Fletcher’s Monologue/Back Story

You have no idea how hard it is being able to read people. I don’t mean like tell if someone’s upset or they’re hiding something, I mean READING someone. I suppose I should explain what that actually means, a lot of people would compare it to mind reading, but my “ability” is less about the mind and more about the physical gestures. I guess an example would be helpful. When people lie, there are some pretty common tells, but there are some microscopic things that people can’t see, well normal people. For instance, if someone is lying, I can tell you not only that they are lying, but why they lied and what the truth is. It could be in the way their pupils dilate on a certain word or phrase, or the way their hand rotates exactly 45 degrees to the right.

I work for a man called O’Shea, he was one of the first men “off the ship” as they say when they landed in New York. The Irish mafia has remained one of the best underground operations to exist out of New Whitney, it wasn’t my first choice of occupation you must understand, but a man with my talents can find a very easy life in crime. I began working when I was about 11 years old for myself, stealing sweets from O’Shea’s General Store, making money selling it on for a tiny profit at school. Not that I was a very educated guy, but had enough brains that making green now would mean I wouldn’t have too later. Eventually I got caught when he installed a hidden camera in the entrance to the store and the next time I came into to steal was taken off to the back room and given two choices; lose my fingers or join the family. And that’s where you come in.

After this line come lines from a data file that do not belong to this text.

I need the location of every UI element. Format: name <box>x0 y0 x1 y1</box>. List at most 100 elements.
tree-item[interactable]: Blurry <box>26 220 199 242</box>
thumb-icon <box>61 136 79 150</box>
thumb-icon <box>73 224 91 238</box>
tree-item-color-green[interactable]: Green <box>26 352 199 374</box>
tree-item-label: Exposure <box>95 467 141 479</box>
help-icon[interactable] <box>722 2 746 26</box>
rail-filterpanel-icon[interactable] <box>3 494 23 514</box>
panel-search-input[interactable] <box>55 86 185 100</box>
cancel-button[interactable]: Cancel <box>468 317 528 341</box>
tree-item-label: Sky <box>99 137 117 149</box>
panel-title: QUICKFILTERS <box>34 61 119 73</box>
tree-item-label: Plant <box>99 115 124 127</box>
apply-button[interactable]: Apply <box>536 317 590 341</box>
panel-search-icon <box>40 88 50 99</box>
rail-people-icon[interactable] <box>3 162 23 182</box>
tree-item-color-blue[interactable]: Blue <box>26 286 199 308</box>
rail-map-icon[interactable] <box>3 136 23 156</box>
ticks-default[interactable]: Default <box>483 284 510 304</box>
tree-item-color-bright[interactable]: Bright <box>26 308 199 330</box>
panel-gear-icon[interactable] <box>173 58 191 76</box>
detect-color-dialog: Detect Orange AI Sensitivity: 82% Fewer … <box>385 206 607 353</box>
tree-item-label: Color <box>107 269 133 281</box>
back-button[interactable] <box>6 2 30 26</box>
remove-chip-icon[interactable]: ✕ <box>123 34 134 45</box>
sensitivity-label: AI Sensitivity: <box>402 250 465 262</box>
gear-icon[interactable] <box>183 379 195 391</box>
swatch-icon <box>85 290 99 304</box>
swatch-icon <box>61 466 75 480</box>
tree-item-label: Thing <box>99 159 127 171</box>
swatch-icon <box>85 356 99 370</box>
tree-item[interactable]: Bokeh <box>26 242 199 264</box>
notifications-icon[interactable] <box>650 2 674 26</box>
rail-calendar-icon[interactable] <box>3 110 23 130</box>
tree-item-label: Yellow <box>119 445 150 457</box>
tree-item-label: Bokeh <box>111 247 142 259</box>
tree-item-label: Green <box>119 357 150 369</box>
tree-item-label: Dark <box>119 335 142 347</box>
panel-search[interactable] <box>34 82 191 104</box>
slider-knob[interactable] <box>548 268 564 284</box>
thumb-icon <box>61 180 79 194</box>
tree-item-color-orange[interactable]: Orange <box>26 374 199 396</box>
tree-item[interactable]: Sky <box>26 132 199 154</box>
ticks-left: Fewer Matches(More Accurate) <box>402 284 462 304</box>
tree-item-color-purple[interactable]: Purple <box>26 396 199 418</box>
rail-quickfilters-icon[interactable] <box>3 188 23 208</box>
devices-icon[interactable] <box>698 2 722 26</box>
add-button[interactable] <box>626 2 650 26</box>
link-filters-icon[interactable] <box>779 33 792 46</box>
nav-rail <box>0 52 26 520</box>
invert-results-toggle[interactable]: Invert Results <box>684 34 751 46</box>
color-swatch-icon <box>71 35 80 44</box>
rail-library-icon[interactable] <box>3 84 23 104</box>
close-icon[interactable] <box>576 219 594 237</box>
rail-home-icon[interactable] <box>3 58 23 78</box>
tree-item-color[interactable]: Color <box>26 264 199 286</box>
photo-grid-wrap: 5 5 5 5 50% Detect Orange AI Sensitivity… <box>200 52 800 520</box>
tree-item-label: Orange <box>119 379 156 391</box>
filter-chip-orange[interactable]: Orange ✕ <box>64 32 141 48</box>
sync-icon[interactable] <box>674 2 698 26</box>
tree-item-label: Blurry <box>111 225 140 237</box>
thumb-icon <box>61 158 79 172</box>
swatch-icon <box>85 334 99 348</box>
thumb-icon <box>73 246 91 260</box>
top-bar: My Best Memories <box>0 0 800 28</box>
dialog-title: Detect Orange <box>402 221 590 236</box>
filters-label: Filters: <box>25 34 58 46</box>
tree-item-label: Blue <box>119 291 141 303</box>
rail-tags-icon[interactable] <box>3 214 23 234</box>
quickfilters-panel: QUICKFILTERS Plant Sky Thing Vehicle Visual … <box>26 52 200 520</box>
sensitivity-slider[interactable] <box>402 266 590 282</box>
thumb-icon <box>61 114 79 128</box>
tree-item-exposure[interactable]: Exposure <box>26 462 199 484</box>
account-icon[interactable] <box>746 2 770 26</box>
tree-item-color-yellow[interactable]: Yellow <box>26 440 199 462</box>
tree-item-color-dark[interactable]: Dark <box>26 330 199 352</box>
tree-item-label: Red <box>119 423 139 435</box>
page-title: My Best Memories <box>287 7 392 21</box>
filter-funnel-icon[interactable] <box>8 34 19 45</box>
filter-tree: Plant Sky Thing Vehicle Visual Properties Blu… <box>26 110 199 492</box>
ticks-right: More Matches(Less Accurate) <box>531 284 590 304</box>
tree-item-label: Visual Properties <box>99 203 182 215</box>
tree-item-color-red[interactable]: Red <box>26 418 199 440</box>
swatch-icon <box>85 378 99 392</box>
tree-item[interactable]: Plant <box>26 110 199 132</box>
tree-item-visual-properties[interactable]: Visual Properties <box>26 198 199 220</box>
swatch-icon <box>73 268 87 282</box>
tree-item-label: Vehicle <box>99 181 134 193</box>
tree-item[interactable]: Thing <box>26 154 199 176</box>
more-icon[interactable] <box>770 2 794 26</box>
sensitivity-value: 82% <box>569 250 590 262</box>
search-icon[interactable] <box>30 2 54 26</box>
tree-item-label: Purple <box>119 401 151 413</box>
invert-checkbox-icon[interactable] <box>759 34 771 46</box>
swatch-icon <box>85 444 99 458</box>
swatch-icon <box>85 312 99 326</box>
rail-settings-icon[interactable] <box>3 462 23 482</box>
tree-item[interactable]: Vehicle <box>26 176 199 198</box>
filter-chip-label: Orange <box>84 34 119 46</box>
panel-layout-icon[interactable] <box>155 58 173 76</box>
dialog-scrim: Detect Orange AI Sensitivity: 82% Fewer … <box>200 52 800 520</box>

My name is Fletch, and you’re my next victim. You don’t know that yet, well you sort of do, you’re trying to work out why I’m in your shop. I don’t exactly look like your usual clientele, hood drawn all the way over my head, sleeves rolled up and stained in something that by the way your gazing at it is ketchup but I assure you its blood. “Can I help you Sir” are the words that leave your mouth, they hang on the air a bit forming a physical sentence for me to examine. “Sir” was a courtesy that you personally didn’t want to give to me but you’ve been trained to treat everyone as if they’re going to buy the entire store. The words fade off and your face becomes clear again “I’m alright for now thank you” faking my best pretentious accent, anything to help my disguise my appearance until I’m ready to commit to a plan.

And then without realising it, you’ve given away your entire panic plan. Your hand is resting on a certain part of the table, whilst you move the rest of your body and sway slightly staring out the window, which one hand remains rooted in place. Panic button. No visible weapons behind the counter and given your slim build it’s unlikely you’ve got any sort of martial arts training.  The jewellery is beneath glass and judging by the way you hesitated to lean on it when I walked in shows me that it’s delicate, no need for too much force. They wanted to give me a gun but that felt…well it’s not my aesthetic. I walk over the counter and as your wry smile begins to form, I see your hand move further under the table, you try and cover it by pretending that you’re picking something up but the second your eyes are off me the Taser is sending you into spasms on the floor.

“Did you get it” O’Shea says, turning around from the front seat as I jump in the car and bring my hood down. The car’s engine revs and we pull away, a harmony of police sirens and shop alarms fill the street “Yeah, well I think so, this was the only one that fit the description you gave me”. I reach into my pockets and pull out the gold chains and put them into the fedora that is on the seat next to me, passing the broach over to him. You see it’s important to steal more than just you want otherwise it looks like you’ve gone for a specific reason, cover your footprints by doing a river dance. That iconic smile spreads over his lips, not a man known for being able to hide his emotions, a stifled life escapes his lips and he turns back around in the seat “I have no idea how you do it”.